Perdoceo Stock Pops While Nasdaq Slips: What Investors Are Watching Now

Perdoceo Stock Pops While Nasdaq Slips: What Investors Are Watching Now

June 4, 2026

New York, June 4, 2026, 10:02 EDT

  • Perdoceo shares rose about 2.6% in early Nasdaq trading, outpacing a weaker broader tech market.
  • The move put fresh attention on the company’s May earnings beat, dividend date and 2026 profit outlook.
  • Risks remain tied to enrollment trends, federal student aid rules and regulation of for-profit education.

Perdoceo Education shares climbed in early U.S. trading on Thursday, bucking a soft start for the Nasdaq as investors returned to a small education-services stock still trading below its 52-week high.

The Nasdaq-listed company’s stock was last quoted at $33.94, up 85 cents, or about 2.6%, after opening at $33.44. It traded between $33.40 and $33.98 on volume of 19,185 shares, with a market value of about $2.15 billion.

That mattered on a morning when U.S. equity trading had a split tone. The S&P 500 and Nasdaq opened lower after Broadcom’s revenue miss hit chip stocks, while the Dow rose, Reuters reported.

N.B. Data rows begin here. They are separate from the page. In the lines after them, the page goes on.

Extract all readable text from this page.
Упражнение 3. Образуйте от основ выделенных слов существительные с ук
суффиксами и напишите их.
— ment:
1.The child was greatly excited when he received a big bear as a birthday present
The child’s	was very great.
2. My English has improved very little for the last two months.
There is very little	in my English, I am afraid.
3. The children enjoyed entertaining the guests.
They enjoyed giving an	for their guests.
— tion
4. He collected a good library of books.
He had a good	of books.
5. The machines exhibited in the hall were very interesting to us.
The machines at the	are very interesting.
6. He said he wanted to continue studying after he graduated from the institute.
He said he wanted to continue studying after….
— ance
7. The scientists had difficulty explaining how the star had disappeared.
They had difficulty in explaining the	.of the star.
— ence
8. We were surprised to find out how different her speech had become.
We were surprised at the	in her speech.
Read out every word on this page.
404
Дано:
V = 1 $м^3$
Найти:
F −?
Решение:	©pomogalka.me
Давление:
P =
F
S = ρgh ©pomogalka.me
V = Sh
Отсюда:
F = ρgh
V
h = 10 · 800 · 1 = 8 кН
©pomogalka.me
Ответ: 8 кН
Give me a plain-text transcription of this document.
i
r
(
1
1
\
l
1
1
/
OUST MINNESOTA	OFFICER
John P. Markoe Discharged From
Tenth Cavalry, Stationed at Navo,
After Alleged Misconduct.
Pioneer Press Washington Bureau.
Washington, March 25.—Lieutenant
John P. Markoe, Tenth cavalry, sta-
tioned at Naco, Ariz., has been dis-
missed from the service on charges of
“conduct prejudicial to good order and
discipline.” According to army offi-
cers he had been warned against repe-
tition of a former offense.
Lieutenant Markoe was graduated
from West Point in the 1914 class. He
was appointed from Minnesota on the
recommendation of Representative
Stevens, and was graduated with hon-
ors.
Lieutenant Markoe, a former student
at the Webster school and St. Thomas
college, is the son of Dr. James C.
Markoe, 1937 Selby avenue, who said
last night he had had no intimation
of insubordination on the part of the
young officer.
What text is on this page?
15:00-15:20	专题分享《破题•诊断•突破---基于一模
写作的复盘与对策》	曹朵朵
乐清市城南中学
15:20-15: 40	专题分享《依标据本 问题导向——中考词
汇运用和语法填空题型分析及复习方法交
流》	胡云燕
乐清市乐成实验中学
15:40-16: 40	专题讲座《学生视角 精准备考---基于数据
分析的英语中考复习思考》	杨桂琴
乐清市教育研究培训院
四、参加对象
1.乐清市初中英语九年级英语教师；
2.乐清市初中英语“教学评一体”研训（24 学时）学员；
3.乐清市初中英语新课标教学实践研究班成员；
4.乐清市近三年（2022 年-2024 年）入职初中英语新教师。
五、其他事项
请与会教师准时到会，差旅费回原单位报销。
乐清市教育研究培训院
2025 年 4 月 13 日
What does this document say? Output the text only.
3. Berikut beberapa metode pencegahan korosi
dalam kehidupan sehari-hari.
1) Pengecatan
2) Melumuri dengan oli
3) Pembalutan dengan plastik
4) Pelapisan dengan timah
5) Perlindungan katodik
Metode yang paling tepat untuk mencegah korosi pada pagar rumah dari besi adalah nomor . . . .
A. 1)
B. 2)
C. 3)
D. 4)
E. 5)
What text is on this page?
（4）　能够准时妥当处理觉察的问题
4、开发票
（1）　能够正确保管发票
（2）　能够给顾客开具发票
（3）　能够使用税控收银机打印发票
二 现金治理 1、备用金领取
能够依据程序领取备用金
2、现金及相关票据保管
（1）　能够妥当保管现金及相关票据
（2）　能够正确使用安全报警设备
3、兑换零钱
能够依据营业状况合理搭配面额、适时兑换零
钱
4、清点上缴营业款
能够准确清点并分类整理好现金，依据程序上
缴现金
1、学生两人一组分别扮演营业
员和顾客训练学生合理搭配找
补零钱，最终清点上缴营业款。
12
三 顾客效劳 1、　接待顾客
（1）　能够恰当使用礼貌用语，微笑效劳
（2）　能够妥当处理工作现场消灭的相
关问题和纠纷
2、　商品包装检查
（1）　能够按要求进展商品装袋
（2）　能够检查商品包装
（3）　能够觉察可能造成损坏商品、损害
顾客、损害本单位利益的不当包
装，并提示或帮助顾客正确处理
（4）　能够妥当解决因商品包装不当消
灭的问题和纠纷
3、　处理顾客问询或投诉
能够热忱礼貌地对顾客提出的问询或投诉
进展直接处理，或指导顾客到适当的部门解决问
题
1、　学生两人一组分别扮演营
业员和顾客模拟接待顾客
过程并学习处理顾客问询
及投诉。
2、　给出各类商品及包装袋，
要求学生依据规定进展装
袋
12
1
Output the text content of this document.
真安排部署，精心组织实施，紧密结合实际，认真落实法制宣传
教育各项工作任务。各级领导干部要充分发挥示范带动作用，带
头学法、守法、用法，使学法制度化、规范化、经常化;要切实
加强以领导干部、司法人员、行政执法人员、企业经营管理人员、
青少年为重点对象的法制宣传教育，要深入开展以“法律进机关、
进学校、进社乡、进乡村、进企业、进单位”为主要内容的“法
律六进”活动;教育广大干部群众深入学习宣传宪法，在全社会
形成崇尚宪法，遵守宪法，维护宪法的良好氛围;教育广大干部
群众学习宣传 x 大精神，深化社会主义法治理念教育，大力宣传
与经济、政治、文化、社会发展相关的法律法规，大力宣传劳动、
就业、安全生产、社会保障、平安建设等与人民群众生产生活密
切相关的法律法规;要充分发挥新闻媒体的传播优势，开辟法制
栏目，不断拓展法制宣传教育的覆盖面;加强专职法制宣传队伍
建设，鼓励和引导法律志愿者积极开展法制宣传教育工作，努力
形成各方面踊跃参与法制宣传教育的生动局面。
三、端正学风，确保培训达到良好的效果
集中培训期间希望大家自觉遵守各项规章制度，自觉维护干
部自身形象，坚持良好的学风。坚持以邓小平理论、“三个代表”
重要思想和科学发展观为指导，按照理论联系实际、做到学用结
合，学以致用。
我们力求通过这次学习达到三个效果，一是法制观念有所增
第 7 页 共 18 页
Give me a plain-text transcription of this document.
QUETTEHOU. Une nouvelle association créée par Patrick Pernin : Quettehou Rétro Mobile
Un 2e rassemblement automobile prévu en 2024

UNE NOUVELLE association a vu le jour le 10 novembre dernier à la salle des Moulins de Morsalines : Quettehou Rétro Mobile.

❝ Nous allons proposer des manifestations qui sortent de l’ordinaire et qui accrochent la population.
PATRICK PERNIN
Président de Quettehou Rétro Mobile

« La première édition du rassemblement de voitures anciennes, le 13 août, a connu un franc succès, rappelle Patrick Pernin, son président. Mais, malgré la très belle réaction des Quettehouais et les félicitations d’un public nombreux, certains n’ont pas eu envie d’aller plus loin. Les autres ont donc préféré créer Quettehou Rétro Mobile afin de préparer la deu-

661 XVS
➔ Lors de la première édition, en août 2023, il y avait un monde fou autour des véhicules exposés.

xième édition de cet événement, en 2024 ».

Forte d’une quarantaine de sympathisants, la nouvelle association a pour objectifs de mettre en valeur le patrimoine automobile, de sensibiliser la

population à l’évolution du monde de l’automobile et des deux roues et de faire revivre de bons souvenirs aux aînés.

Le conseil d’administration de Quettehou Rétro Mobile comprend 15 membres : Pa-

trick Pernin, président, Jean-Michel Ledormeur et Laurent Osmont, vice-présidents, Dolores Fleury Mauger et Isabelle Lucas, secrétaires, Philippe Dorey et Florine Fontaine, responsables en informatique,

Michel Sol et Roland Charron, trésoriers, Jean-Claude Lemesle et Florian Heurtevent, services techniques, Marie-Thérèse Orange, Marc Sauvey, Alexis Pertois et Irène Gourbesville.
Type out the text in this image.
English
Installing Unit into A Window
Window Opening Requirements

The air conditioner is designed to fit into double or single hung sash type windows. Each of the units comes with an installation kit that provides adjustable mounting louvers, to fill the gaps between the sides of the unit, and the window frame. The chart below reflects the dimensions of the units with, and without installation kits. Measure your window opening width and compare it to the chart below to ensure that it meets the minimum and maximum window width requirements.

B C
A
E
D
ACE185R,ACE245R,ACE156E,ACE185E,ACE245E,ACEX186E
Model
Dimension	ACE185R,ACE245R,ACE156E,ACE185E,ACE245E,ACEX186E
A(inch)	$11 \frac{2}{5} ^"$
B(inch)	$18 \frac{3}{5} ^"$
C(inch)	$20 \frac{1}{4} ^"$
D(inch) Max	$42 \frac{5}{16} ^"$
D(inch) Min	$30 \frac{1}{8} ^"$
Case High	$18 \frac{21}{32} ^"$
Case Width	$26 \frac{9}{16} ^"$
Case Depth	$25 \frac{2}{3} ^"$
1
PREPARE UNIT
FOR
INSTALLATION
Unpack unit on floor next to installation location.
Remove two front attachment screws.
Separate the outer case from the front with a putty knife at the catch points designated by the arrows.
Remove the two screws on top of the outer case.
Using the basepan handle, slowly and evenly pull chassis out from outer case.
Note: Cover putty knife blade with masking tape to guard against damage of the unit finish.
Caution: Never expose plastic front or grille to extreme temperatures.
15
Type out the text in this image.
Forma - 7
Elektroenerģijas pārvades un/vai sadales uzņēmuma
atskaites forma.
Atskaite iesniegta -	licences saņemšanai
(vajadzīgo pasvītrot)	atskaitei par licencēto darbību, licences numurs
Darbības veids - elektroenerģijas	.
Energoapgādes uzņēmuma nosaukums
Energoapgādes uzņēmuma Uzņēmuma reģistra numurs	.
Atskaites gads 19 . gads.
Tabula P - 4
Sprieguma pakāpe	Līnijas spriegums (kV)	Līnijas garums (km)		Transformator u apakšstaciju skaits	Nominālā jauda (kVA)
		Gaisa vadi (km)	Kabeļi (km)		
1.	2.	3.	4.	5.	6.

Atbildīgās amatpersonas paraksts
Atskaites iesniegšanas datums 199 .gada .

There was no fresh earnings report in the past day. The stock move instead put Perdoceo’s May 7 first-quarter update back in view, along with a coming June 12 dividend payment and management’s 2026 outlook. The company said its board declared a quarterly dividend of 15 cents a share, payable to holders of record as of June 1.

Perdoceo reported first-quarter revenue of $221.7 million, up 4.1% from a year earlier. Operating income rose 22.0% to $63.1 million, while diluted earnings per share rose to 85 cents from 65 cents.

Adjusted earnings per share — a profit measure that strips out some items management says do not reflect core operations — rose 28.6% to 90 cents. Perdoceo said total student enrollment was 48,740 at March 31, up 1.1% from a year earlier, with growth at Colorado Technical University and University of St. Augustine for Health Sciences partly offset by a decline at the American InterContinental University System.

Chief Executive Todd Nelson said in the earnings release that first-quarter results were “ahead of our expectations.” He also said student retention and engagement were near “multi-year highs,” a point investors tend to watch closely because online and career-focused education companies rely on keeping students enrolled long enough to convert marketing spending into revenue. SEC

The company’s guidance also gave buyers something to measure. Perdoceo forecast full-year 2026 adjusted earnings per diluted share of $3.05 to $3.16, compared with $2.61 in 2025, and adjusted operating income of $254 million to $263 million.

Peers in the education-services group were also firmer in early trade. Strategic Education rose about 1.6%, Stride gained about 2.0% and Laureate Education advanced about 1.6%, suggesting the move was not only Perdoceo-specific.

But the setup is not clean. Perdoceo said its outlook assumes no material hit from federal budget talks, student-aid availability, new rules, agency actions or legal and regulatory matters. A shift in any of those areas could hurt enrollment, raise compliance costs or pressure the stock, especially because for-profit education companies remain sensitive to federal student aid and Department of Education policy.

For now, traders have a simple near-term marker: whether Perdoceo can hold Thursday’s early gain while the broader Nasdaq trades under pressure. The next bigger test is whether enrollment and retention keep supporting the profit targets management laid out for 2026.